Australian winegrowers that had devastating wildfire losses this season – burned wineries and vineyards as well as loss of crop because of smoke taint – are also ambivalent about coverage. “Most businesses in the Adelaide Hills bushfire probably did not have enough insurance,” says James Tilbrook, who lost vines, winery buildings and wine inventory at his Tilbrook Estate last December, “but I am guessing people whose properties were burnt out or damaged will now be thinking very hard about what is essential to be insured. “In our case our biggest loss was the all of our wine, which was bottled, in barrel and in vat. It meant our income dropped to zero immediately. Even though it took several months to get insurance paid out, we’d be in a much different situation now if it had all been insured for full retail value rather than bulk wine prices,” says Tillbrook
David Bowley of nearby Vinteloper saved his winery, but lost his vineyards. “From what I understand from our insurer, crop insurance is ridiculously and prohibitively expensive for wine grapes and vineyards because of the nature of pests and disease,” he says. “It’s uneconomical. I don’t know of any growers in the Adelaide Hills who have crop insurance for their vineyards,” he says. Tilbrook adds that even for frost coverage, insurance may not make economic sense. “You have to insure your whole property, not just the area that gets frosted, and this means that if you only have a frost one year in, say, five, it would cost you more in insurance than you’d get back.”
Feature findings
- Frost has always been a problem in temperate climate vineyards, sometimes with disastrous results.

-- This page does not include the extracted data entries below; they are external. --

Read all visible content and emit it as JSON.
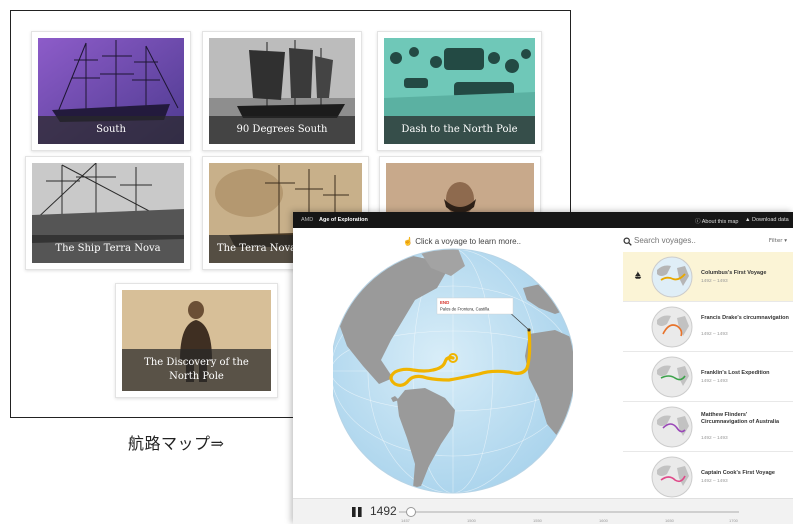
{
  "gallery": {
    "cards": [
      {
        "title": "South",
        "theme": "purple"
      },
      {
        "title": "90 Degrees South",
        "theme": "grey"
      },
      {
        "title": "Dash to the North Pole",
        "theme": "teal"
      },
      {
        "title": "The Ship Terra Nova",
        "theme": "grey"
      },
      {
        "title": "The Terra Nova F",
        "theme": "sepia"
      },
      {
        "title": "",
        "theme": "portrait"
      },
      {
        "title": "The Discovery of the North Pole",
        "theme": "sepia"
      }
    ],
    "colors": {
      "purple": "#6d4fa3",
      "teal": "#55b7a8",
      "sepia": "#b59a74",
      "grey": "#8c8c8c"
    }
  },
  "caption_jp": "航路マップ⇒",
  "app": {
    "brand": "AMD",
    "title": "Age of Exploration",
    "about_label": "About this map",
    "download_label": "Download data",
    "prompt": "Click a voyage to learn more..",
    "search": {
      "placeholder": "Search voyages..",
      "filter_label": "Filter"
    },
    "map_label": {
      "tag": "END",
      "place": "Palos de Frontera, Castilla"
    },
    "voyages": [
      {
        "name": "Columbus's First Voyage",
        "years": "1492 – 1493",
        "color": "#e8a800",
        "selected": true
      },
      {
        "name": "Francis Drake's circumnavigation",
        "years": "1492 – 1493",
        "color": "#e8732b",
        "selected": false
      },
      {
        "name": "Franklin's Lost Expedition",
        "years": "1492 – 1493",
        "color": "#3ca24b",
        "selected": false
      },
      {
        "name": "Matthew Flinders' Circumnavigation of Australia",
        "years": "1492 – 1493",
        "color": "#9a47b8",
        "selected": false
      },
      {
        "name": "Captain Cook's First Voyage",
        "years": "1492 – 1493",
        "color": "#e04a8a",
        "selected": false
      }
    ],
    "timeline": {
      "current_year": "1492",
      "ticks": [
        "1457",
        "1500",
        "1550",
        "1600",
        "1650",
        "1700"
      ]
    },
    "colors": {
      "route": "#f0b400",
      "ocean": "#bfe0f2",
      "land": "#9c9c9c"
    }
  }
}
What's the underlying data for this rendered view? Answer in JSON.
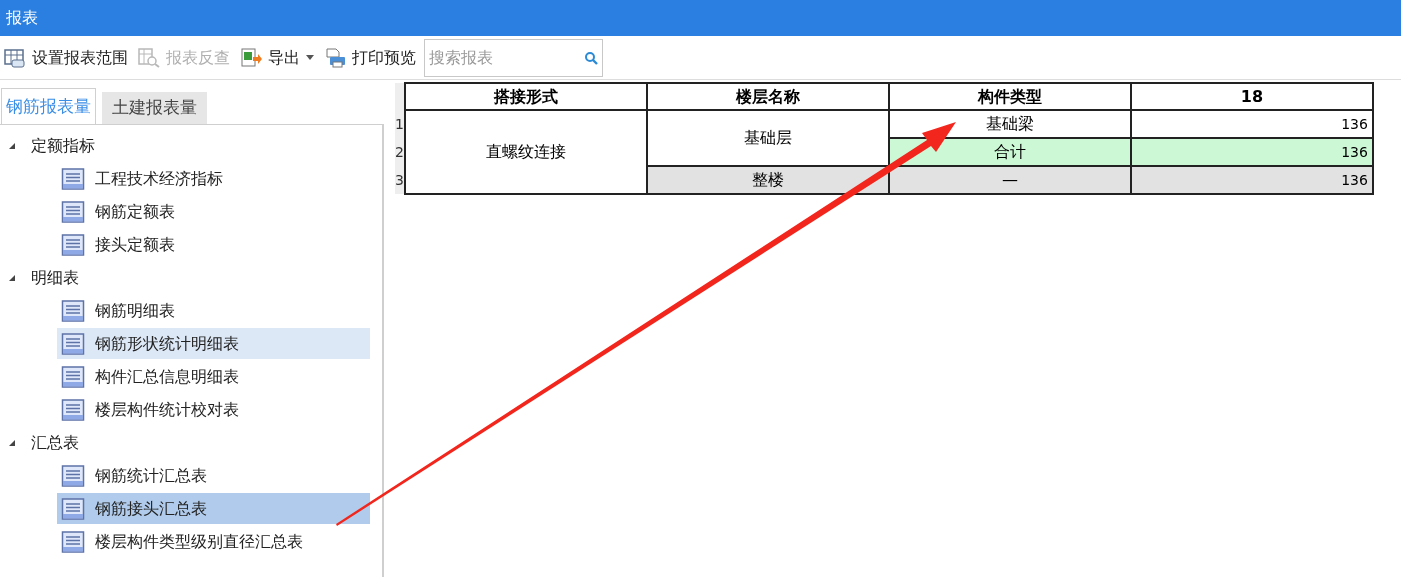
{
  "window": {
    "title": "报表"
  },
  "toolbar": [
    {
      "label": "设置报表范围",
      "kind": "range",
      "disabled": false
    },
    {
      "label": "报表反查",
      "kind": "lookup",
      "disabled": true
    },
    {
      "label": "导出",
      "kind": "export",
      "disabled": false,
      "dropdown": true
    },
    {
      "label": "打印预览",
      "kind": "print",
      "disabled": false
    }
  ],
  "search": {
    "placeholder": "搜索报表"
  },
  "tabs": [
    {
      "label": "钢筋报表量",
      "selected": true
    },
    {
      "label": "土建报表量",
      "selected": false
    }
  ],
  "tree": [
    {
      "label": "定额指标",
      "expanded": true,
      "children": [
        {
          "label": "工程技术经济指标",
          "selected": false,
          "hovered": false
        },
        {
          "label": "钢筋定额表",
          "selected": false,
          "hovered": false
        },
        {
          "label": "接头定额表",
          "selected": false,
          "hovered": false
        }
      ]
    },
    {
      "label": "明细表",
      "expanded": true,
      "children": [
        {
          "label": "钢筋明细表",
          "selected": false,
          "hovered": false
        },
        {
          "label": "钢筋形状统计明细表",
          "selected": false,
          "hovered": true
        },
        {
          "label": "构件汇总信息明细表",
          "selected": false,
          "hovered": false
        },
        {
          "label": "楼层构件统计校对表",
          "selected": false,
          "hovered": false
        }
      ]
    },
    {
      "label": "汇总表",
      "expanded": true,
      "children": [
        {
          "label": "钢筋统计汇总表",
          "selected": false,
          "hovered": false
        },
        {
          "label": "钢筋接头汇总表",
          "selected": true,
          "hovered": false
        },
        {
          "label": "楼层构件类型级别直径汇总表",
          "selected": false,
          "hovered": false
        }
      ]
    }
  ],
  "table": {
    "columns": [
      "搭接形式",
      "楼层名称",
      "构件类型",
      "18"
    ],
    "rows": [
      {
        "number": "1",
        "kind": "plain",
        "cells": [
          {
            "text": "直螺纹连接",
            "rowspan": 3
          },
          {
            "text": "基础层",
            "rowspan": 2
          },
          {
            "text": "基础梁"
          },
          {
            "text": "136"
          }
        ]
      },
      {
        "number": "2",
        "kind": "subtotal",
        "cells": [
          {
            "text": "合计"
          },
          {
            "text": "136"
          }
        ]
      },
      {
        "number": "3",
        "kind": "total",
        "cells": [
          {
            "text": "整楼"
          },
          {
            "text": "—"
          },
          {
            "text": "136"
          }
        ]
      }
    ]
  }
}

- To prevent it from forming, some vintners have installed giant wind machines, and Cloudy Bay in Marlborough even hired a fleet of helicopters to hover over the vines one cold morning a few years ago.
- Wildfires in Australia have been a major problem of late, with vintages being ruined by smoke taint.
- To fight damage from hail, in France, 650 manual ground generators help protect 55,000 square kms of vineyards in the Loire and Rhône valleys, and along the Atlantic Coast from Bordeaux. They burn a silver oxide solution that drifts into the clouds to break up hail formation. Metal netting is also used.